Though Sherlock doesn’t outright mention the word “baristu” there is a sly reference to a kind of “Japanese wrestling” in the episode. In the original “The Empty House” short story, Holmes says he used “baristu” to defeat Moriarty. This is all a little weird, because the actual word for this specific martial art is “bartitsu,” and it’s not really, entirely Japanese. So, Conan Doyle maybe got it wrong, but maybe he did it on purpose? But really, the main thing to remember is that short-story Sherlock Holmes beat Moriarty by wrestling him. Why was there never a WWF wrestler named Sherlock Holmes? (Actually, let’s be thankful for that.)
In the original stories, John Watson does get married to a lady named Mary. It should come as no surprise then, that this new return of Sherlock story features a lady named Mary who is John's fiance! But unlike the stories, she's way more interesting!
2. Eliminate the Impossible!
“The Empty Hearse” also contains a nice version of that famous Holmes maxim “when you eliminate the impossible, whatever remains, however improbable, must be the truth.” This line pops up in various original Holmes stories, but appeared for the first time in the novel The Sign of The Four. (Or sometimes as just The Sign of Four.)
1. A Giant Rat of Sumatra!
The ultimate reference for Holmes fans since forever, this one is a story which is referenced in the canon, but never actually seen in canon.
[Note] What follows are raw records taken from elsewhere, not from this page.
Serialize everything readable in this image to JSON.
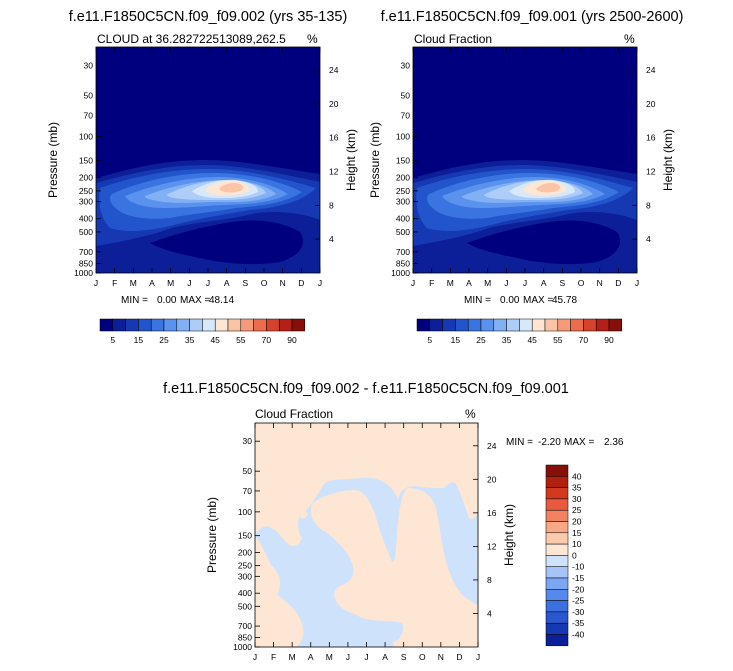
{
  "colors": {
    "levels": [
      "#00007f",
      "#0c1e98",
      "#1638b3",
      "#2255cc",
      "#3a74e0",
      "#5a92ee",
      "#82b0f4",
      "#adcdf8",
      "#d8e8fb",
      "#fde6d4",
      "#fbc4a6",
      "#f59a7a",
      "#ec6c4e",
      "#d6422c",
      "#b61f18",
      "#870f0a"
    ],
    "diff": [
      "#0c1e98",
      "#1638b3",
      "#2a57cf",
      "#3c6fe0",
      "#5589ec",
      "#7aa6f2",
      "#a6c4f7",
      "#cfe2fb",
      "#fde6d4",
      "#fbc9ab",
      "#f8a887",
      "#f38262",
      "#e85a3f",
      "#d2391f",
      "#b0200f",
      "#870f0a"
    ]
  },
  "chart_data": [
    {
      "id": "panel-1",
      "type": "heatmap",
      "title": "f.e11.F1850C5CN.f09_f09.002 (yrs 35-135)",
      "subtitle": "CLOUD at 36.282722513089,262.5",
      "units_label": "%",
      "xlabel": "",
      "ylabel": "Pressure (mb)",
      "ylabel_right": "Height (km)",
      "x_categories": [
        "J",
        "F",
        "M",
        "A",
        "M",
        "J",
        "J",
        "A",
        "S",
        "O",
        "N",
        "D",
        "J"
      ],
      "y_ticks": [
        30,
        50,
        70,
        100,
        150,
        200,
        250,
        300,
        400,
        500,
        700,
        850,
        1000
      ],
      "y_ticks_right": [
        24,
        20,
        16,
        12,
        8,
        4
      ],
      "ylim": [
        1000,
        22
      ],
      "min_label": "MIN =",
      "min_value": "0.00",
      "max_label": "MAX =",
      "max_value": "48.14",
      "colorbar_ticks": [
        "5",
        "15",
        "25",
        "35",
        "45",
        "55",
        "70",
        "90"
      ],
      "levels": [
        5,
        10,
        15,
        20,
        25,
        30,
        35,
        40,
        45,
        50,
        55,
        60,
        70,
        80,
        90
      ]
    },
    {
      "id": "panel-2",
      "type": "heatmap",
      "title": "f.e11.F1850C5CN.f09_f09.001 (yrs 2500-2600)",
      "subtitle": "Cloud Fraction",
      "units_label": "%",
      "xlabel": "",
      "ylabel": "Pressure (mb)",
      "ylabel_right": "Height (km)",
      "x_categories": [
        "J",
        "F",
        "M",
        "A",
        "M",
        "J",
        "J",
        "A",
        "S",
        "O",
        "N",
        "D",
        "J"
      ],
      "y_ticks": [
        30,
        50,
        70,
        100,
        150,
        200,
        250,
        300,
        400,
        500,
        700,
        850,
        1000
      ],
      "y_ticks_right": [
        24,
        20,
        16,
        12,
        8,
        4
      ],
      "ylim": [
        1000,
        22
      ],
      "min_label": "MIN =",
      "min_value": "0.00",
      "max_label": "MAX =",
      "max_value": "45.78",
      "colorbar_ticks": [
        "5",
        "15",
        "25",
        "35",
        "45",
        "55",
        "70",
        "90"
      ],
      "levels": [
        5,
        10,
        15,
        20,
        25,
        30,
        35,
        40,
        45,
        50,
        55,
        60,
        70,
        80,
        90
      ]
    },
    {
      "id": "panel-diff",
      "type": "heatmap",
      "title": "f.e11.F1850C5CN.f09_f09.002 - f.e11.F1850C5CN.f09_f09.001",
      "subtitle": "Cloud Fraction",
      "units_label": "%",
      "xlabel": "",
      "ylabel": "Pressure (mb)",
      "ylabel_right": "Height (km)",
      "x_categories": [
        "J",
        "F",
        "M",
        "A",
        "M",
        "J",
        "J",
        "A",
        "S",
        "O",
        "N",
        "D",
        "J"
      ],
      "y_ticks": [
        30,
        50,
        70,
        100,
        150,
        200,
        250,
        300,
        400,
        500,
        700,
        850,
        1000
      ],
      "y_ticks_right": [
        24,
        20,
        16,
        12,
        8,
        4
      ],
      "ylim": [
        1000,
        22
      ],
      "min_label": "MIN =",
      "min_value": "-2.20",
      "max_label": "MAX =",
      "max_value": "2.36",
      "colorbar_ticks": [
        "40",
        "35",
        "30",
        "25",
        "20",
        "15",
        "10",
        "0",
        "-10",
        "-15",
        "-20",
        "-25",
        "-30",
        "-35",
        "-40"
      ],
      "levels": [
        -40,
        -35,
        -30,
        -25,
        -20,
        -15,
        -10,
        0,
        10,
        15,
        20,
        25,
        30,
        35,
        40
      ]
    }
  ]
}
In “The Sussex Vampire,” we’re quickly told about a case which Watson has not prepared to write called “The Giant Rat of Sumatra.” This “giant rat” turns up in a strange way in “The Empty Hearse.” Watch for it!
Sometimes even big Sir Arthur Conan Doyle Fans can’t catch everything, or as Holmes might say, “we see, but we do not observe.” So, when “The Empty Hearse” debuts on the 19th on PBS, see if you can detect even more references to the fantastic stories of Sherlock Holmes. Holmes lives!
What do you want to see in the first new Sherlock episode?